DANSER canal historique | Interview

Biennale du Val-de-Marne: Christian Ubl à propos de « STIL »

Propos recueillis par Thomas Hahn

Christian Ubl: En effet, je me suis inspiré de la Sécession Viennoise et des préoccupations de ces artistes, comme l’opposition entre le privé et le public ou les limites entre l’art et la pornographie, ce qui était un sujet très important pour Schiele. Dans ses tableaux, beaucoup de choses s’expriment à travers le regard des personnages, et par la déformation des corps qui est présente chez Klimt et Schiele qui était un élève de Klimt. Mais Schiele travaillait plus sur la solitude. On trouve des poses similaires chez les deux que Schiele amène plus vers l’abstraction. J’ai grandi avec l’univers de ces deux peintres. Le corps est très présent chez eux, dans des postures à la fois humaines et très exagérées, qui rejoignent la danse.

DCH : De quelle manière trouve-t-on Klimt et Schiele dans STIL?

Ubl : Il s’agissait pour moi de créer un objet artistique, pas de représenter des tableaux. Je veux interroger le regard actuel sur le corps et les limites qui lui sont imposés aujourd’hui.
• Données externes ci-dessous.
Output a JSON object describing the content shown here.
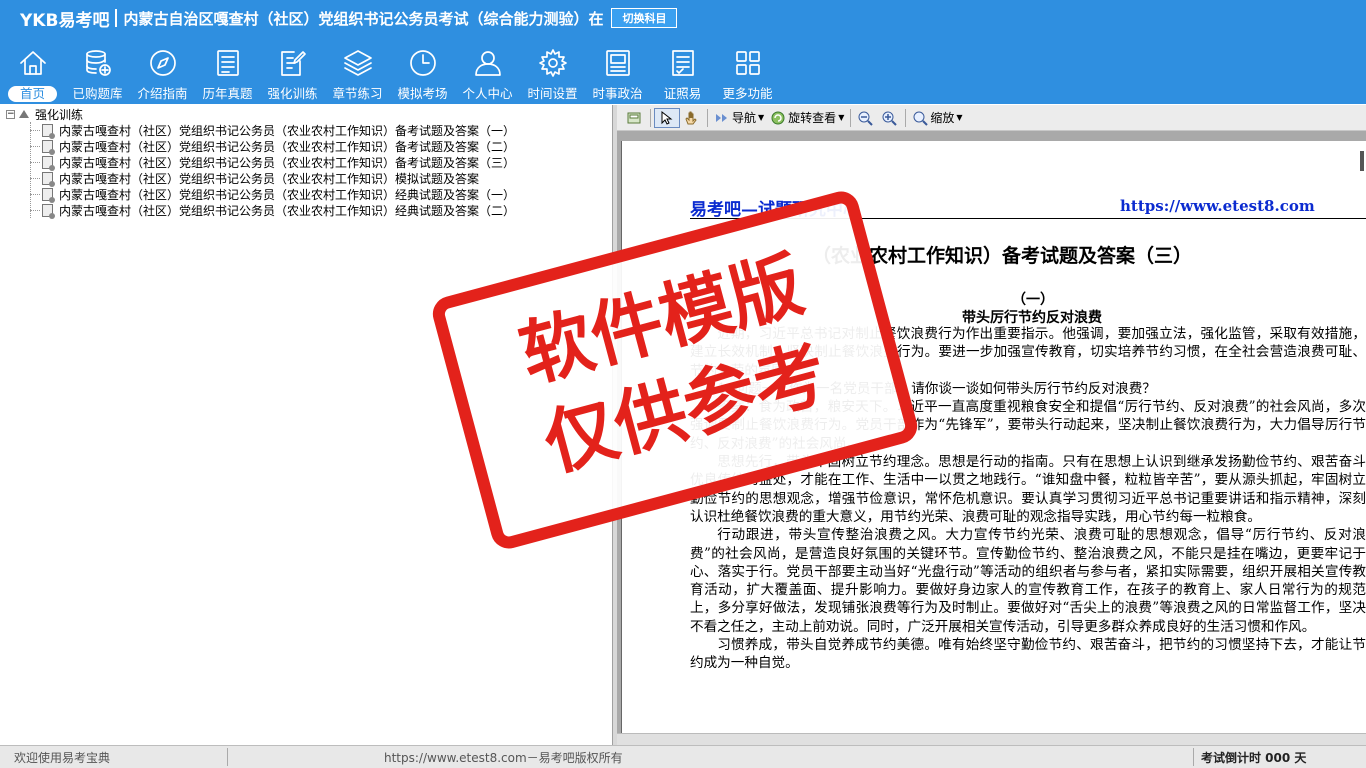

Quelle est aujourd’hui l’acceptation de la nudité sur un plateau de théâtre ? J’ai l’impression que les esprits se referment et que nous sommes aujourd’hui confrontés aux mêmes questions qu’il y a vingt ans. Nous venons de donner les premières représentations à Marseille et le public a été fortement divisé entre le pour et le contre.
DCH : La Sécession Viennoise fait partie de ces mouvements artistiques contestataires qui sont par la suite muséifiés et intégrés dans le récit officiel de l’histoire de l’art, en les vidant de la rébellion qu’ils portaient.

Ubl : La Sécession a commencé par un manifeste ! Les artistes ont été obligés de créer leur propre lieu pour pouvoir exposer. Ils n’avaient pas accès aux circuits officiels. Je rappelle que Schiele, qui refusait de se conformer aux normes officielles de son temps, a fait de la prison pour outrage à la morale publique ! La censure peut aller jusqu’au contrôle des désirs intimes. Il est vrai que chez Schiele, on peut entrevoir des phantasmes érotiques dans des situations à deux ou à trois.

DCH : Avec STIL, voulez-vous relancer un mouvement sulfureux dans la danse contemporaine, qui ne dérange plus grand monde, sauf le Front National?

Ubl : J’ai fait moi-même l’expérience de la difficulté à proposer une œuvre qui s’attaque à des codes de plus en plus contraignants. Nous n’avons pas pu tourner notre pièce Shake it out, à cause d’une séquence où les danseurs sont nus, emballés de drapeaux. Je me demande si l’artiste est encore libre, aujourd’hui.

Il y a de moins en moins de chorégraphes prêts à aller à des endroits qui laissent perplexe, où ça pique un peu aux yeux. Une œuvre d’art est pourtant faite pour interroger les tabous et susciter des débats. Ceci dit, mon but n’est pas une provocation gratuite parce que je veux que les pièces soient accessibles à un public aussi large que possible. Si les artistes se regardent entre eux, à quoi ça sert ? Je ne voulais pas non plus revenir directement sur mon expérience autour de Shake it out, mais porter le débat à une échelle plus universelle.

DCH: Comment organisez-vous STIL autour des univers de Klimt et Schiele ? Est-ce une pièce en deux tableaux ou est-ce que les deux se croisent ?

Ubl : J’ai pris plus de choses chez Schiele que chez Klimt. Klimt plutôt pour la forme et Schiele plus pour le fond. Par exemple, nous jouons sur la façon de Klimt de cacher partiellement ses personnages. Il y a des tableaux plutôt rouges qui abordent le contrôle des désirs ou nous mettons en valeur le groupe, parce que ces images seraient difficiles à porter par des solistes. Nous avons créé des sous-vêtements dans le style de ce qui se porte aujourd’hui dans le monde de la nuit, pour être en phase avec l’époque actuelle. Mais on commence par une évocation de Klimt et de Loïe Fuller, la seule chorégraphe qui dialoguait avec le Jugendstil.

DCH : En effet, vous évoquez Fuller comme si elle avait été peinte par Klimt…

Ubl : C’est ça, peut-être. Je me réfère à elle parce que je la trouve très courageuse à se produire seule en scène dans un cabaret à Paris pour défendre sa démarche artistique, tout comme les sécessionnistes ont défendu leur démarche en créant leur propre espace d’exposition, avec des écrivains et des architectes, pour réfléchir aux possibilités d’approcher l’art et la vie au quotidien.